33. As already referred to, we had before put before us the case of Glasgow City Council v Marshall [2000] IRLR 272 which involves an employer pointing to an historical basis of the disparity, namely two different nationally negotiated scales and that in the circumstances the employer had done enough to make out a genuine material factor defence under Section 1(3) of the Equal Pay Act. We understand the point made by Lord Nicholls regarding the interplay between historic explanations and absence of sex discrimination regarding justification, and, the fact it was held that the Tribunal had applied a wrong test. However, whilst the events in Summer 2008 caused the differential in pay between the Claimant and her comparator, and can and were genuine and material, we do not consider that this historical explanation can be considered to be material at the time the Equal Pay complaint was made to the Tribunal. That is always a question of fact for the Tribunal and on the facts we consider that it has not been proven that there is anything to be significant and relevant from April 2009. In particular the argument regarding the “ability” to increase spine positions we do not find to be a genuine material factor. A self imposed internal rule cannot, in our opinion be relied upon in the way contended for by the Respondents. In these circumstances we consider that the claim for Equal Pay from April 2009 succeeds.
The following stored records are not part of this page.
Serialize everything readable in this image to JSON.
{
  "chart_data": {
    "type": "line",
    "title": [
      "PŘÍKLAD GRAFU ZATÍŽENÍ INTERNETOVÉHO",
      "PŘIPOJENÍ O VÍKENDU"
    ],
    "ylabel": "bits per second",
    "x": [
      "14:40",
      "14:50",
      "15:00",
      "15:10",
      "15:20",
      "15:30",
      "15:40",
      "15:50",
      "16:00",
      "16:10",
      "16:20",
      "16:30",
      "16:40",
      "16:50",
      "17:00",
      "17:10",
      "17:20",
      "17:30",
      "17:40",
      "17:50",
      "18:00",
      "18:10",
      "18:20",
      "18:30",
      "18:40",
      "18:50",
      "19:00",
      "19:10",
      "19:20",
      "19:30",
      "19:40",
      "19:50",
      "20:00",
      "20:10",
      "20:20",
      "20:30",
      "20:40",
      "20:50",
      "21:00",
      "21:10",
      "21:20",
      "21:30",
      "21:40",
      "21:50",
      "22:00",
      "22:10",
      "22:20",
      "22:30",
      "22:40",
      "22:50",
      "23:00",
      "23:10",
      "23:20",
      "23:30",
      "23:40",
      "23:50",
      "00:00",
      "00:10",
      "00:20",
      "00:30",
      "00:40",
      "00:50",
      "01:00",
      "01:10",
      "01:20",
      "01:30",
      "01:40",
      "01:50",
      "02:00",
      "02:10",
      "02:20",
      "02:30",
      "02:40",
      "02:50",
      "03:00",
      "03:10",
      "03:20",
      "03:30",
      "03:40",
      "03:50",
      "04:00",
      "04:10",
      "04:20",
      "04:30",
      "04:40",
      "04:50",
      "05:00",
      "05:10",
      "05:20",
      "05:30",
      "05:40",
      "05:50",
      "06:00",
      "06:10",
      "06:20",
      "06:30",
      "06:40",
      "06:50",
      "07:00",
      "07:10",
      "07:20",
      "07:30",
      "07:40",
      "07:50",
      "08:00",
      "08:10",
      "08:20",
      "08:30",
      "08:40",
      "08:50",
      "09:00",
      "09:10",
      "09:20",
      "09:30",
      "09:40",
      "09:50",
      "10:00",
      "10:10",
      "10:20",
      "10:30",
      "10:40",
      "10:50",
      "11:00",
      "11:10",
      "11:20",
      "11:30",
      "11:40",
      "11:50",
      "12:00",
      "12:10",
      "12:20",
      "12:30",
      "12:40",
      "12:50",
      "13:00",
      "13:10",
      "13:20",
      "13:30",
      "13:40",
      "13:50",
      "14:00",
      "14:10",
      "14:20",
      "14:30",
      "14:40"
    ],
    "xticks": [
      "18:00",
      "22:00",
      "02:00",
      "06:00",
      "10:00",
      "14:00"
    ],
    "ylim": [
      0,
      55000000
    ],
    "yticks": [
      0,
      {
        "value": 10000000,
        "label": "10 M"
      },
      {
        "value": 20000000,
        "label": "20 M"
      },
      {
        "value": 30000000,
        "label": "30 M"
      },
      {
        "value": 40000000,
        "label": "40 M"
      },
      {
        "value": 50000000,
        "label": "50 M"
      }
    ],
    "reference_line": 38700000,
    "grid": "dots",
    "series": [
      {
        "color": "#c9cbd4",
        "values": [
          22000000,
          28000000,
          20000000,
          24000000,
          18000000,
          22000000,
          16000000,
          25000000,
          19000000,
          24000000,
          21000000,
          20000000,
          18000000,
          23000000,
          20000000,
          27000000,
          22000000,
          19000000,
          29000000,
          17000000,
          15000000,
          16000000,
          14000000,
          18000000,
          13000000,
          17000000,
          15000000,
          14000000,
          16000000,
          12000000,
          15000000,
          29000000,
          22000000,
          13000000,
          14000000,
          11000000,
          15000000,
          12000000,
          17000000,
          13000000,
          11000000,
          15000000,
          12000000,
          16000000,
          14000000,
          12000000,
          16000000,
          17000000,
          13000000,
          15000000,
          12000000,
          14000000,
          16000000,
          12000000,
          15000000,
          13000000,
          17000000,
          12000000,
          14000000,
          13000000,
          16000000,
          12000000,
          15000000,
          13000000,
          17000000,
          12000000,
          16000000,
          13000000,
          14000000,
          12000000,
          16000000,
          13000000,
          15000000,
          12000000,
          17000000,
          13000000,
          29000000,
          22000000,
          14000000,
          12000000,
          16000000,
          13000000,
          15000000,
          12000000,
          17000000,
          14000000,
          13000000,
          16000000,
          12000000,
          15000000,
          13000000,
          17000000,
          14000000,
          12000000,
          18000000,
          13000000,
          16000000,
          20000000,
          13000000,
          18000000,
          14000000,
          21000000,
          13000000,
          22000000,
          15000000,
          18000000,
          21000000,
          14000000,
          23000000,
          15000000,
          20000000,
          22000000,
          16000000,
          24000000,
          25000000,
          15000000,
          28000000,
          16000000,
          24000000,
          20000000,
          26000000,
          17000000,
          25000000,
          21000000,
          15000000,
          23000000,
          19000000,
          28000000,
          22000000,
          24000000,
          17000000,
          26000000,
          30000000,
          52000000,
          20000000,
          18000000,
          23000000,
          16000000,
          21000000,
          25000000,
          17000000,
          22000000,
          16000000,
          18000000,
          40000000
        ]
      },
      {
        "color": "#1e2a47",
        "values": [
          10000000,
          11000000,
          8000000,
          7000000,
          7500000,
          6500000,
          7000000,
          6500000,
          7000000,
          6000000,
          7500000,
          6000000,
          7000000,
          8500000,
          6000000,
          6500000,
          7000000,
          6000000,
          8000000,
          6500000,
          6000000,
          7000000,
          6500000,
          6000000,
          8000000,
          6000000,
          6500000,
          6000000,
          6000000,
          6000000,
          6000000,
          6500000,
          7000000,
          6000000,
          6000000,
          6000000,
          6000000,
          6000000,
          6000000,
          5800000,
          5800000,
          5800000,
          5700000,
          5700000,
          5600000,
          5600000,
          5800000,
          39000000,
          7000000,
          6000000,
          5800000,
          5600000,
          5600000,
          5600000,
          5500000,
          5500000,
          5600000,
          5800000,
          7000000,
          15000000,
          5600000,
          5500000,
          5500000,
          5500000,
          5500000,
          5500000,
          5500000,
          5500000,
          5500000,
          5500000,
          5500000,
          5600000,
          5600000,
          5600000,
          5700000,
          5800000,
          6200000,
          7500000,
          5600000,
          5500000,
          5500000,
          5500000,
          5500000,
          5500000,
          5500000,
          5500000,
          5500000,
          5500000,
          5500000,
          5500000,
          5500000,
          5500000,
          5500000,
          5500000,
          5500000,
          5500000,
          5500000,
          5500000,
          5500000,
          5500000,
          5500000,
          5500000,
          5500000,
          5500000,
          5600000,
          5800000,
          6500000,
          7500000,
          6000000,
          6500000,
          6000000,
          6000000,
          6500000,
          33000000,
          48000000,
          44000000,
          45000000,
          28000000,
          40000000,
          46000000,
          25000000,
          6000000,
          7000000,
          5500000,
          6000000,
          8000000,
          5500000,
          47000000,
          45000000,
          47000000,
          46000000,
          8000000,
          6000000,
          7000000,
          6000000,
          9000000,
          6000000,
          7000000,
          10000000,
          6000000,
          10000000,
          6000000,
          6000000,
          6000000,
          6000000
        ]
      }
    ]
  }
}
34. We should add that if this date of April 2009 is incorrect, then the results of the further Annual Performance Reviews in June 2010 were the Claimant and her comparator achieved “exceeded” demonstrates even more emphatically that the original reason for the differential in pay had evaporated.”
(There are a number of minor oddities in the wording of that passage, which we have not sought to correct: the overall meaning is clear enough.)